5. What's the name of this other symbol? Ꮬ
I included this character because it's still a surprise to some searchers that you can search for special characters. In this case, it's a letter of the Cherokee syllabary, transcribed as syllable dla.
You could also find this character by drawing it in Google Docs (as I discussed in SRS Aug 28, 2014, which showed how to draw the symbol for recognition, as well as ShapeCatcher.com, which does the same thing).
Remmij pointed out another online charater reco app at Mausr.com. These are all great. (And if one doesn't work for you, try another... or brush up on your drawing skills.)
6. How about THIS character? ⌘
Doing a search for this character leads you into a fascinating rabbithole of discovery. Most internet denizens recognize it as Apple's command key symbol, but it's also called the looped square, and is commonly used throughout Scandinavia (and a bit beyond) on road signs to indicate places of historical or cultural interest.
|Somewhere in Sweden near a point of interest.
But since it's ALSO used on Macintosh keyboards, the character has accreted a few other terms as well. If you're looking for this character in a computing (specifically an Apple/Mac context), you might want to know that some people also call this the Command key (⌘), the Apple key, clover key, open-Apple key, splat, pretzel, drone (rare), or propeller.
You can also find this called a Bowen knot.
One symbol, but 10 different terms.
6. What’s the difference between these two characters:
We already saw that the right-leaning slash (the first character) is called the solidus, commonly representing division. Let's not stop there--let's do the search:
[ / ]
Oddly, this doesn't do a search for the character if you do your search from the ADDRESS bar on the Chrome and Firefox browsers it shows a listing of your computer's file system. If you do this on Safari, it shows you what you'd expect.

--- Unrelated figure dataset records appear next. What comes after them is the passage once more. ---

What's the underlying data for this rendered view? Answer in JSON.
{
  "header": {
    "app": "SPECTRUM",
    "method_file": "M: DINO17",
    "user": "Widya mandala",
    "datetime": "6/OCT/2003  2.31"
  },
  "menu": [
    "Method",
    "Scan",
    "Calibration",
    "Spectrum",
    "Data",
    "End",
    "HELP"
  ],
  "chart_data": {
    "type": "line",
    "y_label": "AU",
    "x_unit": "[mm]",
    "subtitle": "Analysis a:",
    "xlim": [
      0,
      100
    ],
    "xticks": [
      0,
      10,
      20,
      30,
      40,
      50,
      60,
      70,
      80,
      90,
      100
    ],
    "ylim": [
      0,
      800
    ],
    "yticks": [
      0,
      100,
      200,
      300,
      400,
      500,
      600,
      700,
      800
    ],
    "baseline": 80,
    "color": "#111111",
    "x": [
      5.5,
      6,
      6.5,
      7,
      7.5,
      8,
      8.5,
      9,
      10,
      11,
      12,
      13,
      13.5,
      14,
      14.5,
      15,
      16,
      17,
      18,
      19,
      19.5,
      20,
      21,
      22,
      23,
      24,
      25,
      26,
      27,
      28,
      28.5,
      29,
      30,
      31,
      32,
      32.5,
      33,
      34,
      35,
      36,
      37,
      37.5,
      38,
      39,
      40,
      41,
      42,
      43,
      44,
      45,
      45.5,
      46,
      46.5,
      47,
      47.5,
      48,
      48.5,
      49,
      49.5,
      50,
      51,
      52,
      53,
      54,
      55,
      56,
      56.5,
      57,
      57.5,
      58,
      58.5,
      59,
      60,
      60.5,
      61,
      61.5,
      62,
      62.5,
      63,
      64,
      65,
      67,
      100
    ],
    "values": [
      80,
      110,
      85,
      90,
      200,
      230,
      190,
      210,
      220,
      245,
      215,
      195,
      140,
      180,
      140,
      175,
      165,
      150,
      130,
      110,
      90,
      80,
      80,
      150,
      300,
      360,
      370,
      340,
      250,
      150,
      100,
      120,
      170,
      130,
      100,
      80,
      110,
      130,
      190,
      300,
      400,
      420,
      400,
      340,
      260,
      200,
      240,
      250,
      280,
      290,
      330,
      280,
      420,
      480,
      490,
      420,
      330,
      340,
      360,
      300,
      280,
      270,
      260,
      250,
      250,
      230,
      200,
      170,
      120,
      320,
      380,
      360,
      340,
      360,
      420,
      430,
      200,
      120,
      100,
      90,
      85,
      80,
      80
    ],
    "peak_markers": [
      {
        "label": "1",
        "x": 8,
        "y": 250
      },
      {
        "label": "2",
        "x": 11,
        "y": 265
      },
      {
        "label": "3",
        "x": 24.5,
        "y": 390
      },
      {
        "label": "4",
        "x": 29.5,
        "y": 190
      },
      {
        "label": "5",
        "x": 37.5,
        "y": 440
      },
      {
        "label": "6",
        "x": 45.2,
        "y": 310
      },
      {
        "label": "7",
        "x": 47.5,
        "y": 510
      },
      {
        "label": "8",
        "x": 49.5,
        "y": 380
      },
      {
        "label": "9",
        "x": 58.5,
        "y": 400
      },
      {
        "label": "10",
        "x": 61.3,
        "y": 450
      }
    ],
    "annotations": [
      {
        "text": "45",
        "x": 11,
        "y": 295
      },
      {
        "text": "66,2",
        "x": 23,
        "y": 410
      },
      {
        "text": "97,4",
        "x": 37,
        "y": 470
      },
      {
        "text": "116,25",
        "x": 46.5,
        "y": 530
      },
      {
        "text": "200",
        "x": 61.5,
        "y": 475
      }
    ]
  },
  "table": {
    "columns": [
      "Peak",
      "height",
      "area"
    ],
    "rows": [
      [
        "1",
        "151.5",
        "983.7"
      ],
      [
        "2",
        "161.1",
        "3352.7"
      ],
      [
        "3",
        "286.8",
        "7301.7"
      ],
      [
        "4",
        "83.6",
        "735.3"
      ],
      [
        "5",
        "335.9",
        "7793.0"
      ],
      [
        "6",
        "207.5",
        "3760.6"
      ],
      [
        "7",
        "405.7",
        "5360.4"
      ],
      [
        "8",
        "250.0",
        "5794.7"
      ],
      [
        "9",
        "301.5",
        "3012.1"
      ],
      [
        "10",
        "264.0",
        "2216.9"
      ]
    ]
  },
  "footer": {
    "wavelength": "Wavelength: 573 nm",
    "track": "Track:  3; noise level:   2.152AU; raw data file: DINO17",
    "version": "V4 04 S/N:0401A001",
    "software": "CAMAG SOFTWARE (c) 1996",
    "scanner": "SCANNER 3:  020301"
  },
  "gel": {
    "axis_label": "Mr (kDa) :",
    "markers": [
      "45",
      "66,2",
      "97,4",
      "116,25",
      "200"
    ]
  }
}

IF, on the other hand, you do your Google query from the good old query box, you'll get what you expect--the results. Take note: The address bar in your browser might give very different results! (This doesn't happen often, but a few things like this crop up from time to time.)
From this search we see that this character is called a slash (the most common name), but also known as a stroke, virgule, diagonal, right-leaning stroke, oblique dash, solidus, slant, separatrix, forward slash. I also learned that there are three different kinds of the slash character, each specialized for different typesetting needs.
But what about the left-leaning slash (the second character)?
Doing the same search (although with the \ character) tells us that it is sometimes called a hack, whack, escape (from C/UNIX), reverse slash, slosh, downwhack, backslant, backwhack, bash, reverse slant, and reversed virgule.. and sometimes even a reversed solidus.
1. Careful with certain special queries! As we see, the query [ / ] produces unexpected results IF you do it in the address bar. Another one to be careful about is "chrome"... which has all kinds of alternative completions. So... if you see something odd / interesting, try it in the other search box.
2. Check the meaning (and names) of things you think you already know. We've talked about this before, but making sure you know what something is (or what it means) AND learning other ways of describing that thing--that's a valuable habit to pick up.
I hope you enjoyed this fun/easy SearchResearch Challenge.